El educado, aunque frío, el llamado de la mujer era directo: «Quiero entrevistarlo la próxima semana por mi canal personal».
También ella vive ahora en algún remoto lugar y su indiferencia hacia él –estando casi en el mismo sistema– nunca le permitió conocerla. Recuerda acerca de Maricruz lo que todos. Sabía que esa entrevista significaba una poderosa difusión para sus logros. Pero, recapacitó con crudeza, ya no lo necesitaba. (Luego, al meditar, se preguntó si, al contrario, el efecto favorecería a Maricruz, impregnándola del aura clásica que no poseía).
Si dudó en responder a Heina, el hombre contestó enseguida a la otra, con una sola pregunta: –¿Por qué?
En segundos ella replicó: «No lo sé, pero ya te envío oralmente algunos de mis temas». Y así fue. El hombre consideró al escucharlos que eran muy tontos, pero también que se podía tratar de un inicio general. Decidió esperar.

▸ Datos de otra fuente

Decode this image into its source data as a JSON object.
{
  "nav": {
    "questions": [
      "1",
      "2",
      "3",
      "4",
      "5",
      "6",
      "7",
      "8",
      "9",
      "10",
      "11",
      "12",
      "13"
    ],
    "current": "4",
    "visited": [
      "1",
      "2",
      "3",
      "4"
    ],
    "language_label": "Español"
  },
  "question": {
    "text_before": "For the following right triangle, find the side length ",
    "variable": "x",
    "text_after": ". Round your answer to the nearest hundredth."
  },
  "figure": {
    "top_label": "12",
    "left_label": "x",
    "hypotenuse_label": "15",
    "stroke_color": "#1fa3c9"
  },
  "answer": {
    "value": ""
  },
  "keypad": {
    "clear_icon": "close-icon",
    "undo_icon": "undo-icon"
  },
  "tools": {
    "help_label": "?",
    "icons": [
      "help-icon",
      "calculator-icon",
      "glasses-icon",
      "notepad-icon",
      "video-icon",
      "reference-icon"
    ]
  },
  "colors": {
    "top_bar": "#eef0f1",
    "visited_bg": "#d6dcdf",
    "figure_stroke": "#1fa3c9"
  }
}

Al día siguiente recibió un material extenso: momentos culminantes, de tres minutos, de la nueva serie dirigida por ella. Cuando pudo verlos en la noche, todo allí parecía correcto y atractivo (trama, escenarios, rápidos parlamentos; encuadres, efectos especiales, musicalización, etcétera), excepto por dos
razones. El producto era fascinantemente banal, incoherente y venía acompañado por una petición (o una orden): «Quiero lanzar este programa con una introducción o comentario tuyo, de tres minutos, que se repetirá al inicio de cada episodio, en la difusión universal». Y de una cifra.
El hombre decidió volver a esperar.
Ella no mencionó de nuevo la entrevista. Había sido una manera de aproximarse.
2 Dejó pasar un mes sin responderles.
Como era de esperarse, Heina guardó silencio. Él lo consideró un gesto de discreción y dignidad y entonces decidió leer, revisar en lo posible el material que había enviado. Antes de hacerlo buscó en la pantalla aquellas imágenes que la mostraban hermosa y refinada, con un halo de transparencia que antes no había notado.
Dedicó muchas horas. El texto era sórdido y puro, el perfil de un espíritu sometido a las ansiedades del conocimiento y a la comprensión de lenguajes y autores remotos. La huella de una vida que se había elevado a cielos ignotos y descendido a la humana carencia, a debilidades y sombras. Sacudido, iba a cerrar el equipo cuando advirtió un detalle separado, breve y pleno. Heina le confesaba que, si lo introducía en su red, este material y quizá toda su obra iba adquirir un nuevo vigor, la prueba de su durabilidad; le pedía que lo salvara del olvido.
El hombre sonrió y comenzó su trabajo para Heina.
Casi al mismo tiempo –¡oh, las coincidencias de nuevo!– asomó en su pantalla un nuevo mensaje de Maricruz Honey Salvatierra y Yem: solo una cifra, mayor que la anterior.
El hombre no respondió y eliminó sus correos.